Shiba Inu (SHIB) turned a lot of small UK buys into meaningful positions, and that means a lot of people now have a Capital Gains Tax question they didn't expect. HMRC treats SHIB exactly like any other cryptoasset: it is property, not currency, and every disposal is a potential taxable event. The meme-coin label changes nothing about the tax rules.
When does SHIB become taxable?
You trigger a disposal — and a possible gain or loss — whenever you sell SHIB for GBP, swap it for another token (including ETH or a stablecoin), spend it, or gift it to anyone other than your spouse or civil partner. Simply holding SHIB or moving it between your own wallets is not taxable. Because SHIB is so often traded in and out quickly, many holders rack up dozens of disposals without realising each one needs to be calculated.
The trillion-token pooling headache
SHIB is priced in tiny fractions of a penny, so holdings run into the billions or trillions of tokens. HMRC's share-pooling (Section 104) rules still apply: you maintain a single pool of all your SHIB and a weighted-average cost across every purchase. When you sell part of the holding, the gain is the sale proceeds minus the average cost of the tokens sold. Doing this by hand across many buys at fractions of a penny is where most errors creep in — rounding mistakes get magnified by the huge token counts.
Rates and allowance for 2025/26
Gains above the £3,000 annual exempt amount are taxed at 18% for basic-rate taxpayers and 24% for higher and additional-rate taxpayers. If your total disposal proceeds across all crypto exceed £50,000, or you have gains over the allowance, you must report through Self Assessment, even if your net gain is small.

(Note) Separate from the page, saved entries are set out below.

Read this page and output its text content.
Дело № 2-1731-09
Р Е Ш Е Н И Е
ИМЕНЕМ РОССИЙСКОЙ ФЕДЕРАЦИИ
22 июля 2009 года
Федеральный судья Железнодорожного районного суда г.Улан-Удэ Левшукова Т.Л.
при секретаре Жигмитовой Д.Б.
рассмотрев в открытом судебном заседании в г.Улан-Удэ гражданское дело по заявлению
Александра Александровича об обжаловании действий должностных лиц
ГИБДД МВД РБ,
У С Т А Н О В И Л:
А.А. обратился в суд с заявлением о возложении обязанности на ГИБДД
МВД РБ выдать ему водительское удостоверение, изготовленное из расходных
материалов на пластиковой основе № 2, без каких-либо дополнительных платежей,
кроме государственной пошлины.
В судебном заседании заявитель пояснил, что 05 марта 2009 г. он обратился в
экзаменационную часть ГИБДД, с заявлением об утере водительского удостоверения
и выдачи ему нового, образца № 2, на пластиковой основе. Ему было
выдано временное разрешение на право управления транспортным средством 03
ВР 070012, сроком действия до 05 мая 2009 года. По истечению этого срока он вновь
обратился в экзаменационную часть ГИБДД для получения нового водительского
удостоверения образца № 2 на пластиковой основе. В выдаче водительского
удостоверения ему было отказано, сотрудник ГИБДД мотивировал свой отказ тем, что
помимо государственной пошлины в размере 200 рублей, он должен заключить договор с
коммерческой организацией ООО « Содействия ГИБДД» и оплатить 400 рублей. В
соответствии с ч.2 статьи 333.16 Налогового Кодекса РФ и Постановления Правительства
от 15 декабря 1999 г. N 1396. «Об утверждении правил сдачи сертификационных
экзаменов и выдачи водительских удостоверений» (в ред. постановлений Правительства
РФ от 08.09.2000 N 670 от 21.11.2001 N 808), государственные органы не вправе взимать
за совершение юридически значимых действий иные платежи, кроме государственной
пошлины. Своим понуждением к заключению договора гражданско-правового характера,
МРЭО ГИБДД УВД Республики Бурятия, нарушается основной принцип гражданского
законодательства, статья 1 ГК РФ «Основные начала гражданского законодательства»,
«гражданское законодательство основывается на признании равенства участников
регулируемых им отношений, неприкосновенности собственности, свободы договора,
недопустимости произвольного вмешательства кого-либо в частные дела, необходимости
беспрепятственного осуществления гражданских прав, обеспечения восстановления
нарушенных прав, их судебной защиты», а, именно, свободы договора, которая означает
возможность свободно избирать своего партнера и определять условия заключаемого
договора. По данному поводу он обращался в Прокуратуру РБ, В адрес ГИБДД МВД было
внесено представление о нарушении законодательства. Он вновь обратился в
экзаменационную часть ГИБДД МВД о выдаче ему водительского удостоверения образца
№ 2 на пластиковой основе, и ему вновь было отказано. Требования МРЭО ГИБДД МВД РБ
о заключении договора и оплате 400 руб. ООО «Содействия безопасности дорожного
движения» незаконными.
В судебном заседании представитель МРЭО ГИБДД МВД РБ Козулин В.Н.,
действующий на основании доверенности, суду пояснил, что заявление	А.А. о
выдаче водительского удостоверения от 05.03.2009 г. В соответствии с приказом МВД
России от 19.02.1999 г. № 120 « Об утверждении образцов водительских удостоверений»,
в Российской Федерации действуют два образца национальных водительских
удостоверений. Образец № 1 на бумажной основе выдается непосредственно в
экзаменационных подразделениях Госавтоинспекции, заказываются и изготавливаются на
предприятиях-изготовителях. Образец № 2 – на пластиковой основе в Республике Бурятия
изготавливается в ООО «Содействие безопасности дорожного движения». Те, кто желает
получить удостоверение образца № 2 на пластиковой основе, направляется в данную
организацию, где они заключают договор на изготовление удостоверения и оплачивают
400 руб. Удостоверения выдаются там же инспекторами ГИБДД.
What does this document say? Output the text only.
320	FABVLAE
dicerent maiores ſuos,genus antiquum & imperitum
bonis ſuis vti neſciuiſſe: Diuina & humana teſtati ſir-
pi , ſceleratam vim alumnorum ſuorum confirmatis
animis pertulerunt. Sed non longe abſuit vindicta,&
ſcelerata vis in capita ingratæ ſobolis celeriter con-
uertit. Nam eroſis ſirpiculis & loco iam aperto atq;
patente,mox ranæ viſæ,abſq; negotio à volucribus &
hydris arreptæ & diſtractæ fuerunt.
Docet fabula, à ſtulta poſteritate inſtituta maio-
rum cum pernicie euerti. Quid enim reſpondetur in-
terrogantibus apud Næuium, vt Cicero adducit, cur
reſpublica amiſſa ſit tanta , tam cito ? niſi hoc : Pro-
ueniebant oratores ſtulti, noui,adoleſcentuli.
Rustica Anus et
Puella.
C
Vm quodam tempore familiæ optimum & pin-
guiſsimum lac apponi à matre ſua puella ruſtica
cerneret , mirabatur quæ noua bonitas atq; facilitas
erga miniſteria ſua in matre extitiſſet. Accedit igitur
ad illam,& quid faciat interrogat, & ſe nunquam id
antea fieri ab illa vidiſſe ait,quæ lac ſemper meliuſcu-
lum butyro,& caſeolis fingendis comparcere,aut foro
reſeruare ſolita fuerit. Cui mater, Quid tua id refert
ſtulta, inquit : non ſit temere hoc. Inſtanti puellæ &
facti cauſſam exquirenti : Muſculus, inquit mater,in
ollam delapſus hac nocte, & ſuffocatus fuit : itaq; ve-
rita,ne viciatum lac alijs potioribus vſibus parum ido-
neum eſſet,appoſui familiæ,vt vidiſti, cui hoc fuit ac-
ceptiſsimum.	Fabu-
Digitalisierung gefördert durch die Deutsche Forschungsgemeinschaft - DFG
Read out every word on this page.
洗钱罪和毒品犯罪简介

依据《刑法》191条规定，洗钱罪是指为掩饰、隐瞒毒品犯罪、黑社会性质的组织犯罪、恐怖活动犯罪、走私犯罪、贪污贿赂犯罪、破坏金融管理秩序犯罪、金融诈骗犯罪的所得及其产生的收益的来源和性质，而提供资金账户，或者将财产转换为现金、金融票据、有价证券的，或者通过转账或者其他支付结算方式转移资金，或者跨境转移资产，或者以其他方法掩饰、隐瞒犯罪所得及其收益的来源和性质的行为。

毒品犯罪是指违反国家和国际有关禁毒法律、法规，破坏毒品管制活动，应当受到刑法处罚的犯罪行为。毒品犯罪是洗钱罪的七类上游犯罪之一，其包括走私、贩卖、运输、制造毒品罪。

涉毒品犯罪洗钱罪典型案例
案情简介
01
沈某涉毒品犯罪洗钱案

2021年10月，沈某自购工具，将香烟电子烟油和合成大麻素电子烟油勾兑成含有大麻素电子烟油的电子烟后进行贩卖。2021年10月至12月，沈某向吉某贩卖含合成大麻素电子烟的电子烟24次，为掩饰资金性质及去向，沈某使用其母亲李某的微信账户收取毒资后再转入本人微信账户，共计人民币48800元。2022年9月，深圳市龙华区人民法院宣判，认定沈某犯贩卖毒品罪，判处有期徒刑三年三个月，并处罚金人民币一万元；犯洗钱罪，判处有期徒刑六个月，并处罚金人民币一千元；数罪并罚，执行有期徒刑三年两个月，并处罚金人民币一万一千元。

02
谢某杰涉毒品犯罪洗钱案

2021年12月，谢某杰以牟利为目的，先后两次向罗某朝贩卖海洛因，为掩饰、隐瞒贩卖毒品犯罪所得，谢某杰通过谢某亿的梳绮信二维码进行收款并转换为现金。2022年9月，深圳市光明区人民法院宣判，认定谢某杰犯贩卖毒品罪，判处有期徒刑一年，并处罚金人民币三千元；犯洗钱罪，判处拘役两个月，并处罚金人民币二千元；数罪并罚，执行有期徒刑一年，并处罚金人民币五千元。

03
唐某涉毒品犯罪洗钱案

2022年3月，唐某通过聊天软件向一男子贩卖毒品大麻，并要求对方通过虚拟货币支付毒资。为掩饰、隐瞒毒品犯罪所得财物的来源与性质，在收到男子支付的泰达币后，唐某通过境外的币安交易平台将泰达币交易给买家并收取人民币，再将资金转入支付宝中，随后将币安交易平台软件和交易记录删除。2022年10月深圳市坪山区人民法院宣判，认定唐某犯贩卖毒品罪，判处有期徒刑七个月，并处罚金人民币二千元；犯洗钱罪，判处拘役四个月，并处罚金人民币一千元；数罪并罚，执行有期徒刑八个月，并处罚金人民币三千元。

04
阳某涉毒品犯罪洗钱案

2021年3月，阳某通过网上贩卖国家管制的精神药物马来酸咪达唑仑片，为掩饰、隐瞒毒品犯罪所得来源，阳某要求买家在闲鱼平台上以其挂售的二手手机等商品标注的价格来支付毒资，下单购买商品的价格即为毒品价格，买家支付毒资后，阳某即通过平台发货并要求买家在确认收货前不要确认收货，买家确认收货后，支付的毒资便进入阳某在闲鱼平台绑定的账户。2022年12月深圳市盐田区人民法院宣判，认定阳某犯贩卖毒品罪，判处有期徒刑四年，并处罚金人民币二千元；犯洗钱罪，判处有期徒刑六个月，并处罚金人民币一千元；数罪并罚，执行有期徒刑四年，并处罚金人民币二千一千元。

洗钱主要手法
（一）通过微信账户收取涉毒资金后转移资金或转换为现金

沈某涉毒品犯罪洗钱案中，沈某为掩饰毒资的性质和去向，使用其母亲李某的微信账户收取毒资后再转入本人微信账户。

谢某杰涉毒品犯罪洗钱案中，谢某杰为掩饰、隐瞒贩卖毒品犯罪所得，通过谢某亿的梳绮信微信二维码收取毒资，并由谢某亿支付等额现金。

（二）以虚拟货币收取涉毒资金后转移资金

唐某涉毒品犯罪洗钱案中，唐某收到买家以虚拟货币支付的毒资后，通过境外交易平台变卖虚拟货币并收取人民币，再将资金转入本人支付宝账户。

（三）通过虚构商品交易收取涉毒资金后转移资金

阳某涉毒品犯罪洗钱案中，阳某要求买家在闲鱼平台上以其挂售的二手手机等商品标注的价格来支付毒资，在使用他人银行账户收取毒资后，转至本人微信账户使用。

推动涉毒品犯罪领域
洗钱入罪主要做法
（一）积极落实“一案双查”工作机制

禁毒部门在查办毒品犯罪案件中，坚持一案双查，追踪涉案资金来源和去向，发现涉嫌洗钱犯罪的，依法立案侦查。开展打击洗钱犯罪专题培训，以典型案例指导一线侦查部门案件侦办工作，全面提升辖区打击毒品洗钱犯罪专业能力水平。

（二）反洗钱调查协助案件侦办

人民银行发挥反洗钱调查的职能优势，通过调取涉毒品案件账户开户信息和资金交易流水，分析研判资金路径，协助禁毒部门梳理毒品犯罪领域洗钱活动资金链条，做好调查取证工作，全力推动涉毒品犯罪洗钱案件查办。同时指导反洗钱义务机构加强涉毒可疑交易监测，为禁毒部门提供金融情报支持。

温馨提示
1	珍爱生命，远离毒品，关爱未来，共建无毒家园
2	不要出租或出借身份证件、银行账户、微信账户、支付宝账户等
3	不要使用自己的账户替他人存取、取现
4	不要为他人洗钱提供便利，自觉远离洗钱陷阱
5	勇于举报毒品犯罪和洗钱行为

Losses can work in your favour
Many SHIB positions are underwater. A realised loss — selling for less than your pooled cost — is an allowable capital loss you can set against other crypto or asset gains in the same year, or carry forward indefinitely once reported to HMRC. Claiming these losses is one of the most overlooked ways meme-coin traders reduce a tax bill on profitable trades elsewhere.
Keeping records
Record the date, token amount, and GBP value of every SHIB buy and sell. CryptoLens reads your wallet, applies Section 104 pooling automatically, and produces an SA108-ready figure — no trillion-token spreadsheet required.
This is general information, not personal tax advice.
Frequently asked questions
Do I pay tax on Shiba Inu if I never cash out to GBP?
Possibly. Swapping SHIB for another token like ETH or a stablecoin is a disposal for UK CGT, even if you never convert to pounds. Only holding or moving between your own wallets is tax-free.
Can I claim a loss on Shiba Inu that dropped in value?
Yes, but only once you actually dispose of it for less than your pooled cost. Report the loss to HMRC to offset it against other gains in the same year or carry it forward.